3. Promote and support inter-spousal discussion on family planning: The presence of couple discussion on family planning matters was associated with higher odds of institutional delivery. Encouraging open communication and involvement of both partners in family planning decisions can help increase the likelihood of women seeking institutional delivery care. This can be achieved through community education programs, counseling services, and involving men in antenatal care visits.

4. Target specific ethnic groups: The study found that women from the Sukuma ethnic background were less likely to deliver at health facilities. To ensure universal access to institutional delivery care, targeted interventions should be implemented to address the specific barriers faced by this ethnic group. This can involve culturally sensitive outreach programs, community engagement, and collaboration with local leaders.

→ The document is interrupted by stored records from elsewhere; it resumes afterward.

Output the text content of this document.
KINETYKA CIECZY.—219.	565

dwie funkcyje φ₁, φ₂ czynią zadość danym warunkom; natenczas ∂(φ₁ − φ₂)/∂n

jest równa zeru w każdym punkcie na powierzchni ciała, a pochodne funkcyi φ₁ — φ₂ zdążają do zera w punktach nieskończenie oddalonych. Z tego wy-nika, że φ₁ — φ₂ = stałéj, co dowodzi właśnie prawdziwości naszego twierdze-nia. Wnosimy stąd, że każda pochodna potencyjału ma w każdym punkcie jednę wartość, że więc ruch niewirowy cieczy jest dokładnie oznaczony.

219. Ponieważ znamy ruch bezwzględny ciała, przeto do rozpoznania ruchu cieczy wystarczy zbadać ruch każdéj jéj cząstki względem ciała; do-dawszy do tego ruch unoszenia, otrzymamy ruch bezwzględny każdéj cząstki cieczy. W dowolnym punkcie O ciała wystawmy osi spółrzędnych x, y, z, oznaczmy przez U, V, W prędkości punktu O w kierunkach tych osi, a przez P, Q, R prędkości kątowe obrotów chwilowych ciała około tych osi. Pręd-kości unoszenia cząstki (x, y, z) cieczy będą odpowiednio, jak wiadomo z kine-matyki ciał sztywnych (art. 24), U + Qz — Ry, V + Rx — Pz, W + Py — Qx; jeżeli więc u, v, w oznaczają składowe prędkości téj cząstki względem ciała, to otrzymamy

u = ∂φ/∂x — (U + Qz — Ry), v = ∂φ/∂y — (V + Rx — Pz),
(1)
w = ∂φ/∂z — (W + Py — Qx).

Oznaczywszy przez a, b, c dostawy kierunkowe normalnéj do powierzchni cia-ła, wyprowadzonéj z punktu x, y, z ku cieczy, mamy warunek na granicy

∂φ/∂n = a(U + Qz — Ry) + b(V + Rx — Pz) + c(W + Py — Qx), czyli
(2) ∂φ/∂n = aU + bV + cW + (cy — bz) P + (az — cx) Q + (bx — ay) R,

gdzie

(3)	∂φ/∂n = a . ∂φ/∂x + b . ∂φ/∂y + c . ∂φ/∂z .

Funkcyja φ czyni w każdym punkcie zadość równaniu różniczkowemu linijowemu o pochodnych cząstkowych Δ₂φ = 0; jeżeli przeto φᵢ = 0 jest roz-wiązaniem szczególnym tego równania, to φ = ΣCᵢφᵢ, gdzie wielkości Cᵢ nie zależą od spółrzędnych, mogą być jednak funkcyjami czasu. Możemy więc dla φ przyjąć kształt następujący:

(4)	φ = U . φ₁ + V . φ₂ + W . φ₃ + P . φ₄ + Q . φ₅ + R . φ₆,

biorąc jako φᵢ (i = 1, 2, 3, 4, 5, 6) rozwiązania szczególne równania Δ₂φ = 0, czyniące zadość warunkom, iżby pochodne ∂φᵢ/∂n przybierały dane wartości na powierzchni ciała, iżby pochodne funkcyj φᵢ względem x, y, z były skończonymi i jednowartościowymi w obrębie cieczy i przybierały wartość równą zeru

By implementing these recommendations, innovative approaches can be developed to improve access to maternal health, leading to a reduction in maternal and neonatal morbidity and mortality.
AI Innovations Methodology
To simulate the impact of the main recommendations on improving access to maternal health, the following methodology can be used:

1. Identify the target population: Determine the specific population group that will be the focus of the simulation. This could be women of reproductive age in the Rufiji, Kilombero, and Ulanga districts of Tanzania.

2. Collect baseline data: Gather data on the current status of access to maternal health in the target population. This can include information on the percentage of women delivering at health facilities, the quality of antenatal care received, socioeconomic status, inter-spousal communication on family planning, and the delivery preferences of different ethnic groups.

3. Define the intervention: Based on the recommendations mentioned in the study, design an intervention that incorporates the suggested strategies for improving access to maternal health. This could involve implementing training programs for healthcare providers to improve the quality of antenatal care, implementing socioeconomic empowerment initiatives for women, promoting inter-spousal discussion on family planning, and developing targeted interventions for the Sukuma ethnic group.

4. Simulate the impact: Using statistical modeling techniques, simulate the impact of the intervention on access to maternal health. This can involve analyzing the potential changes in the percentage of women delivering at health facilities, the improvement in the quality of antenatal care, the increase in socioeconomic status, the increase in inter-spousal communication on family planning, and the change in delivery preferences among the Sukuma ethnic group.

5. Evaluate the results: Assess the outcomes of the simulation to determine the effectiveness of the intervention in improving access to maternal health. This can involve comparing the simulated results with the baseline data to measure the extent of improvement achieved.

6. Refine and iterate: Based on the evaluation results, refine the intervention and repeat the simulation process to further optimize the strategies for improving access to maternal health. This iterative process can help identify the most effective combination of interventions and refine the implementation approach.

By following this methodology, researchers and policymakers can gain insights into the potential impact of the recommended strategies on improving access to maternal health and make informed decisions on implementing innovative approaches in real-world settings.